Vergilius
Aen. I, 81-107 (HB p. 17-19)
Toen hij dit gezegd had, sloeg hij met zijn omgekeerde lans de grot in de flank, en de winden, zoals in een gesloten legerkolonne, barstten los langs daar waar er een gat gemaakt was. Ze raasden in een wervelwind over het land. Ze stortten zich op de zee, en Eurus, Notus en Africus – rijk aan stormwinden - woelden samen heel de zee vanaf de bodem om en ze deden enorme golven naar de kust rollen. Dadelijk daarop volgde het geroep van de bemanning en het gegier van de scheepstouwen. Plots ontrukten de wolken hemel en daglicht aan de ogen van de Trojanen; een zwarte nacht hing over de zee.

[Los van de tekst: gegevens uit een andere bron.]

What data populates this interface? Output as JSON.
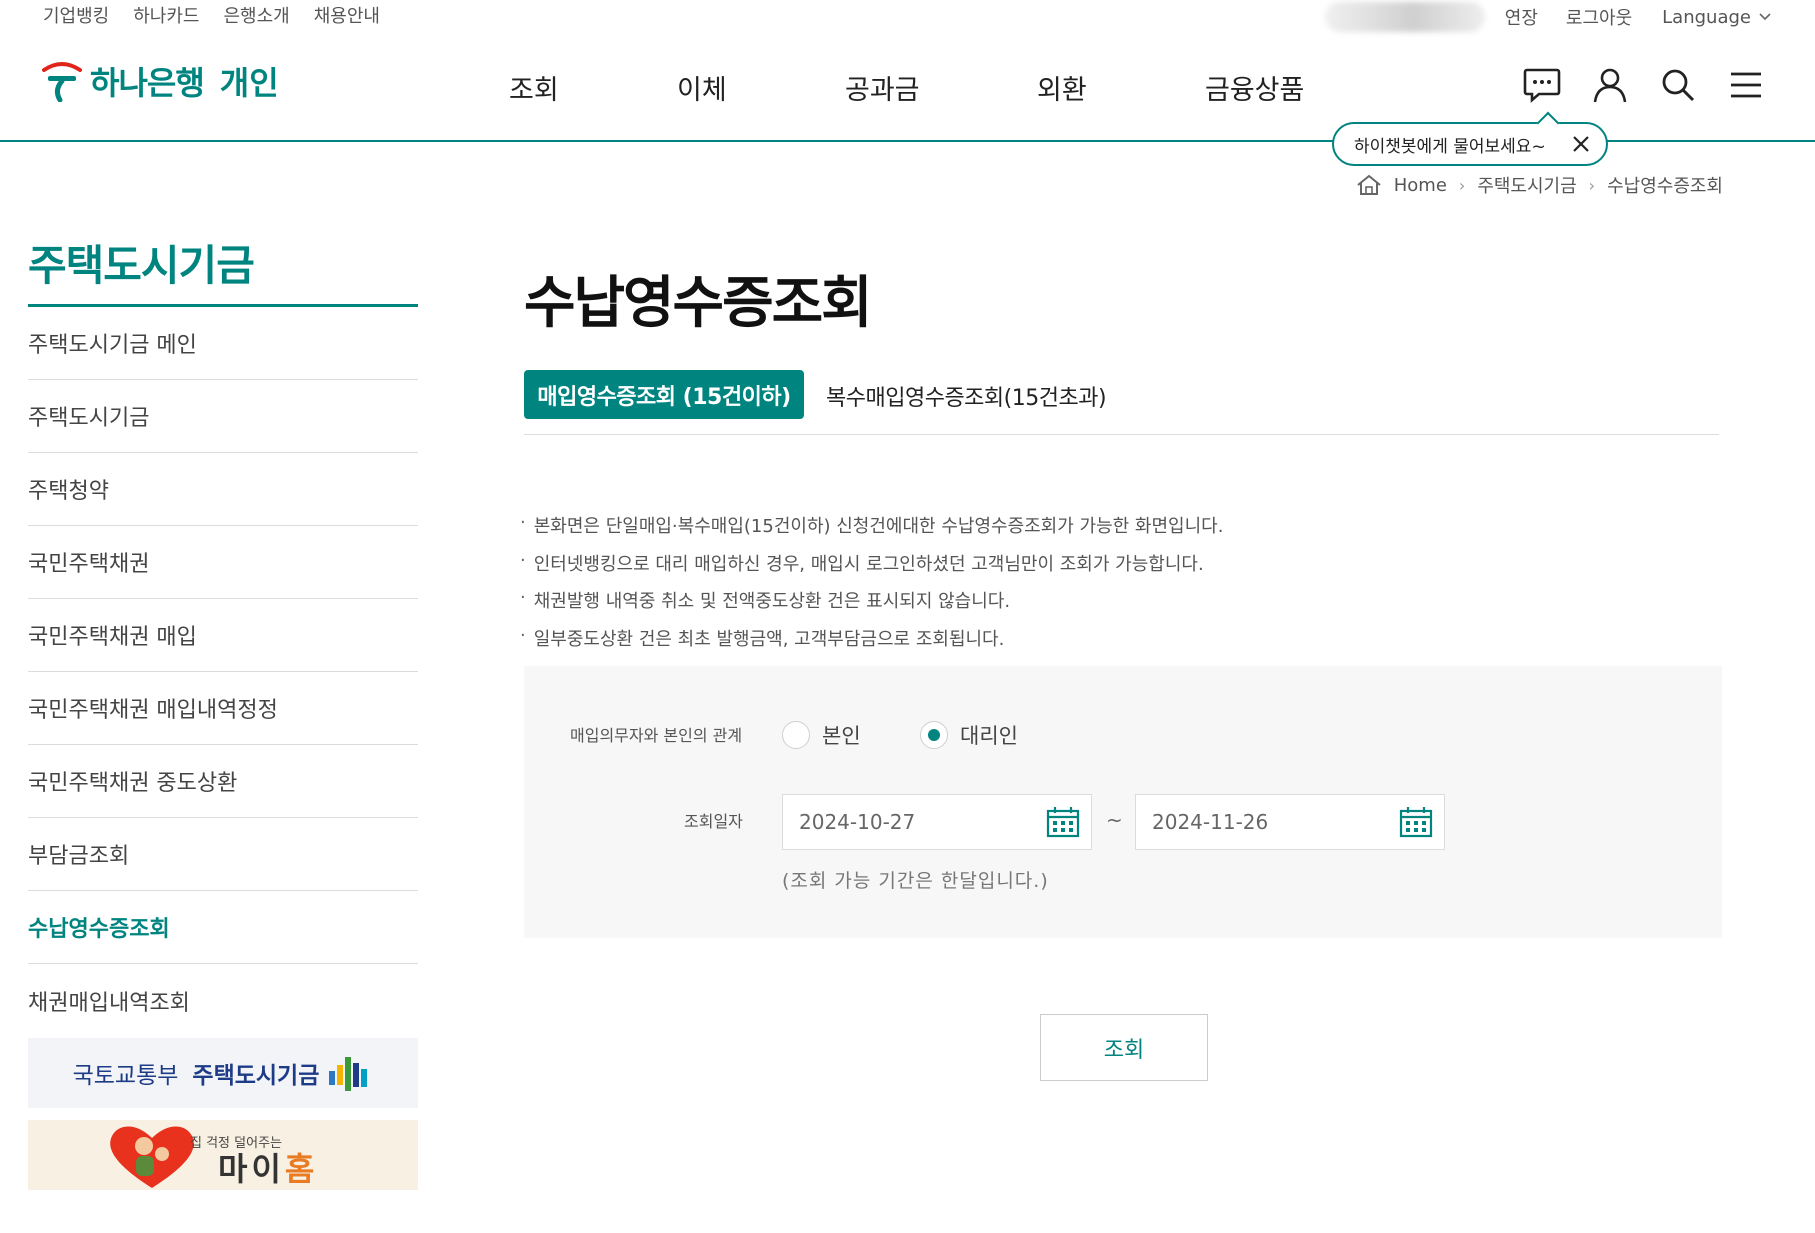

De hemelpolen donderden en de hemel flikkerde met verscheidene bliksemschichten. Alles kondigde aan de bemanning de dreigende dood aan.Dadelijk verstijfden Aeneas’ ledematen van de schrik. Hij zuchtte en met zijn beide handen naar de sterren gericht, zei hij het volgende: “ O driemaal viermaal gelukzaligen, jullie die het geluk hadden voor de ogen van de voorvaderen onder de hoge stadsmuren van Troje te sterven! Zoon van Tydeus, dapperste van het volk van de Grieken! Dat ik niet heb kunnen sneuvelen op de Trojaanse vlakten en dat ik mijn bloed niet heb kunnen laten vloeien door jouw rechterhand. In Troje, daar waar de woeste Hector geveld ligt door de speer van Achilles, daar waar de ontzaglijke Sarpedon geveld ligt, daar waar de Simois zoveel schilden en helmen en lichamen van dappere mannen meesleurt onder water en ze verder doet stromen. “
Terwijl hij zulke dingen riep, sloeg een stormwind, gierend uit het noorden, recht tegen het zeil en hief de golven tot aan de sterren. Riemen braken plots, dan wendde de boeg zich af en maakte slagzij. Dadelijk daarop volgde een hemelhoge steile berg van water. Dezen bleven op het topje van de golf hangen, aan dezen toonde het gapende water de bodem tussen de golven. De branding raasde in het zand.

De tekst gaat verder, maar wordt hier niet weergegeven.